Éditorial n°265
L’art est un apprentissage. Réaliser des œuvres requiert des connaissances spécialisées, acquises en suivant un désir de vouloir mettre au monde une création. Les artistes apprennent aux côtés aussi de techniciennes et de techniciens, se nourrissent d’influences de proches ou d’artistes qui les précèdent et l’œuvre qui nous parvient s’offre à nous comme un acte synthétisant ces relations
et ces savoir-faire.
Dans ce numéro d’hiver, nous avons préparé le portrait de deux artistes appartenant à des générations différentes, qui emploient des techniques textiles réinvesties comme geste artistique. Pour Janet Nungnik, jointe à distance à Baker Lake, l’apprentissage de l’art s’est fait auprès de sa mère, puis de l’artiste Jessie Oonark qu’elle a pu côtoyer au fil des années et qui a eu un impact sur la manière dont elle aborde ses tentures et sa broderie. Jointe quant à elle au cœur du centre-ville de Montréal, Michaëlle Sergile travaillait cet automne sur le métier à tisser de l’Université Concordia pour la création d’un corpus à venir, dont l’imagerie minutieusement choisie provient de ses recherches en archive pour retracer la présence noire autour de l’Union United Church dans la Petite-Bourgogne. Le tissage se fait ici par la machine qui, elle, est maniée par un labeur physique ; tandis qu’avec les tentures de Nungnik, c’est un travail patient à l’aiguille qui dicte les compositions. Nul doute que les gestes qui donnent vie à leurs œuvres sont devenus assurés parce qu’ils ont été répétés mille et une fois.
L’art est un apprentissage qui peut aussi être interculturel, voire « transnational » – pour reprendre le terme employé par la nouvelle biennale Af-Flux mise en place cette année sur l’initiative de l’artiste Eddy Firmin. Élisabeth Recurt en fait mention d’ailleurs, dans sa Visite, en disant que les artistes agissent comme des « passeurs culturels ». L’œuvre se fait ici portail. Julie Graff réfère à quelque chose de connexe au sujet de l’exposition d’estampes inuit présentée au Musée d’art de Joliette, expliquant que les œuvres accueillent en elles « l’interpénétrabilité » de la tradition et de la modernité.

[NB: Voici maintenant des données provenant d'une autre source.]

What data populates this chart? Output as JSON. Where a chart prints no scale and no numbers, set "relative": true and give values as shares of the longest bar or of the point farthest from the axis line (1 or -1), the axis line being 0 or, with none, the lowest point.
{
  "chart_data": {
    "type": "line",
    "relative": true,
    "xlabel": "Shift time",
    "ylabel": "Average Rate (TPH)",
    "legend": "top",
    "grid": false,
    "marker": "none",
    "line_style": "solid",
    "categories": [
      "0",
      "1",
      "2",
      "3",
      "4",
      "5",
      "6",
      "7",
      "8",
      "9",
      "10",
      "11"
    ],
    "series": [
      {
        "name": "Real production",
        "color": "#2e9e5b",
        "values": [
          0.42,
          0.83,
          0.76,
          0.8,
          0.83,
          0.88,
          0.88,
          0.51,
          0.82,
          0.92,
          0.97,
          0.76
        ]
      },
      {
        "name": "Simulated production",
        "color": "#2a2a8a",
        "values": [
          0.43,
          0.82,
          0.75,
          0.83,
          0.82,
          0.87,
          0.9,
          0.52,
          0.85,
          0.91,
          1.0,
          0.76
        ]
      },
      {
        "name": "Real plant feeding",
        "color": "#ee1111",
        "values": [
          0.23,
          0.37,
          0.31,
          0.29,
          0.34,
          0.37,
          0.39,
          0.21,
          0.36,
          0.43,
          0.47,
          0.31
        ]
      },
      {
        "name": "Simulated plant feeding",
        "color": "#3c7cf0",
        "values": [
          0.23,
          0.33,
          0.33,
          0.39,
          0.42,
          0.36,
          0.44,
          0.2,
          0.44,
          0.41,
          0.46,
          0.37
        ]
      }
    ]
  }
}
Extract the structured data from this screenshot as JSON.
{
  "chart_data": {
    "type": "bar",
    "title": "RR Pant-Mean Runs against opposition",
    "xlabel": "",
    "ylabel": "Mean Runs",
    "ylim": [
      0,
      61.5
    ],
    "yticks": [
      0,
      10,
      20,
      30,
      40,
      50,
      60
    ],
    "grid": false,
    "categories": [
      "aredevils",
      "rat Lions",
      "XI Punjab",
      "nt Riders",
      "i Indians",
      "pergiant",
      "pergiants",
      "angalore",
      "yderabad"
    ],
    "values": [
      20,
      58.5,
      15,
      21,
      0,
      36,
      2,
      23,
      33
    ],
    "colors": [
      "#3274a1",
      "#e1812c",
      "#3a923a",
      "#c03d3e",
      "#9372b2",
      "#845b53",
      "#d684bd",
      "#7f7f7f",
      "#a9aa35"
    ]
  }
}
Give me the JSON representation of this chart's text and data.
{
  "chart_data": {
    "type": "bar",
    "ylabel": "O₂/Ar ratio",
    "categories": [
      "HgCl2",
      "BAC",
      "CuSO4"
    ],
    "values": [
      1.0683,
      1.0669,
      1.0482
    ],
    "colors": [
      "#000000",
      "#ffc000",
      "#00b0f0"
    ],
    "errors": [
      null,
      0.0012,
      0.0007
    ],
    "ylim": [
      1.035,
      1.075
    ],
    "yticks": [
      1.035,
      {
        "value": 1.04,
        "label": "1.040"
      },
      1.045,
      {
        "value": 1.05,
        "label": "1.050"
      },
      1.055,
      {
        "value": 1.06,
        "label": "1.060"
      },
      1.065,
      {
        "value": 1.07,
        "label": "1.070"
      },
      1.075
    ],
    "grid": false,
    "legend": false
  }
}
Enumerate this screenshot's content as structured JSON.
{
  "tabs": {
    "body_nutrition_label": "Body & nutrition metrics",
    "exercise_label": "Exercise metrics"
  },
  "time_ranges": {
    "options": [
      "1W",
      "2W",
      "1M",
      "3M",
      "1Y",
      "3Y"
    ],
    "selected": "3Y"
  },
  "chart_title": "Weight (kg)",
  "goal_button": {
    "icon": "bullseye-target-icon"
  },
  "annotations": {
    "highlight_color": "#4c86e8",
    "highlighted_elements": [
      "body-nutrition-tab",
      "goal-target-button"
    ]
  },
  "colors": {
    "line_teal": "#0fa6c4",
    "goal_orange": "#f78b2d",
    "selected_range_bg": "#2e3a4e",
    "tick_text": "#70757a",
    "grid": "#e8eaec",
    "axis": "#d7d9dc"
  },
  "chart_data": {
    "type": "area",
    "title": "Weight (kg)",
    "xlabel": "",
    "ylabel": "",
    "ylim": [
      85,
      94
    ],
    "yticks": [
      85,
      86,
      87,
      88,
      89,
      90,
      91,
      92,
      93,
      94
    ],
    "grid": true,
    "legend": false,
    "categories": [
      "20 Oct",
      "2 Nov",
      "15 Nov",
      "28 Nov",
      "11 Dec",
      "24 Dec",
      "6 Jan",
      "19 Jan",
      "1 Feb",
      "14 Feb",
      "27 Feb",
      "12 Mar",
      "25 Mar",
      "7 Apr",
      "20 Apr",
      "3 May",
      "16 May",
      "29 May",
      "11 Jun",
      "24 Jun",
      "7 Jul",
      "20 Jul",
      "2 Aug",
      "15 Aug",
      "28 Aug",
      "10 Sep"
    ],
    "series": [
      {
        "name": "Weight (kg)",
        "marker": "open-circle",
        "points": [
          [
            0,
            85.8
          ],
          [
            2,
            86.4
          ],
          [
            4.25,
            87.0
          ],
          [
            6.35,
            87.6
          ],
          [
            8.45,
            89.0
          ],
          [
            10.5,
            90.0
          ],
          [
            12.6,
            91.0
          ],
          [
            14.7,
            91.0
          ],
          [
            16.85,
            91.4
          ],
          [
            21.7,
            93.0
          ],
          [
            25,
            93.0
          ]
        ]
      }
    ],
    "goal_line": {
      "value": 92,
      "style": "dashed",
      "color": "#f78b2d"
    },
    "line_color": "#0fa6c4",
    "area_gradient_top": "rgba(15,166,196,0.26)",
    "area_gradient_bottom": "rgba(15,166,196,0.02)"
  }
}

Ces deux pôles que l’on a l’habitude de comprendre en opposition font désormais partie d’un continuum : on infuse le passé à l’aide du regard d’aujourd’hui mais, à l’inverse, les artistes activent également ce qui les précède pour enrichir le bagage porté par leurs créations. Au contact des œuvres, nous sommes invités à entrer en relation avec quelque chose qui n’est pas nôtre. Il y a beaucoup d’empathie véhiculée par l’art, et qui existe dans l’interstice entre l’acte de l’artiste, le contexte de présentation de l’œuvre et la réception que peut en faire le public, ce dernier étant amené à développer une ouverture face à son expérience et à se mettre en position d’accueil envers l’œuvre. Ji-Yoon Han parle de l’exposition temporaire
au Musée des beaux-arts de Montréal comme d’une invitation à l’écoute, disant qu’elle est imprégnée tout entière de cette intention de relier entre elles les œuvres, les voix et les époques. Au sujet de l’exposition de Beatriz Santiago Muñoz à la Galerie Leonard et Bina Ellen, Catherine Barnabé soulève la capacité de l’artiste à recadrer notre regard, ou à le réorganiser et à nous faire voir autrement ce que nous avons déjà vu. Gilles Daigneault, en parlant du corpus de Gilles Mihalcean présenté au 1700 La Poste, incite quant à lui à outrepasser la complexité première des sculptures pour plutôt se laisser saisir par la curiosité qui émane en nous à la vue des œuvres. L’idée que l’artiste ait un rôle de passation culturelle est intéressante, car elle nous oblige à nous quitter, le temps d’un instant, pour aller à la rencontre de ce qui nous est offert mais à le faire de manière humble, et d’une volition qui nous est propre.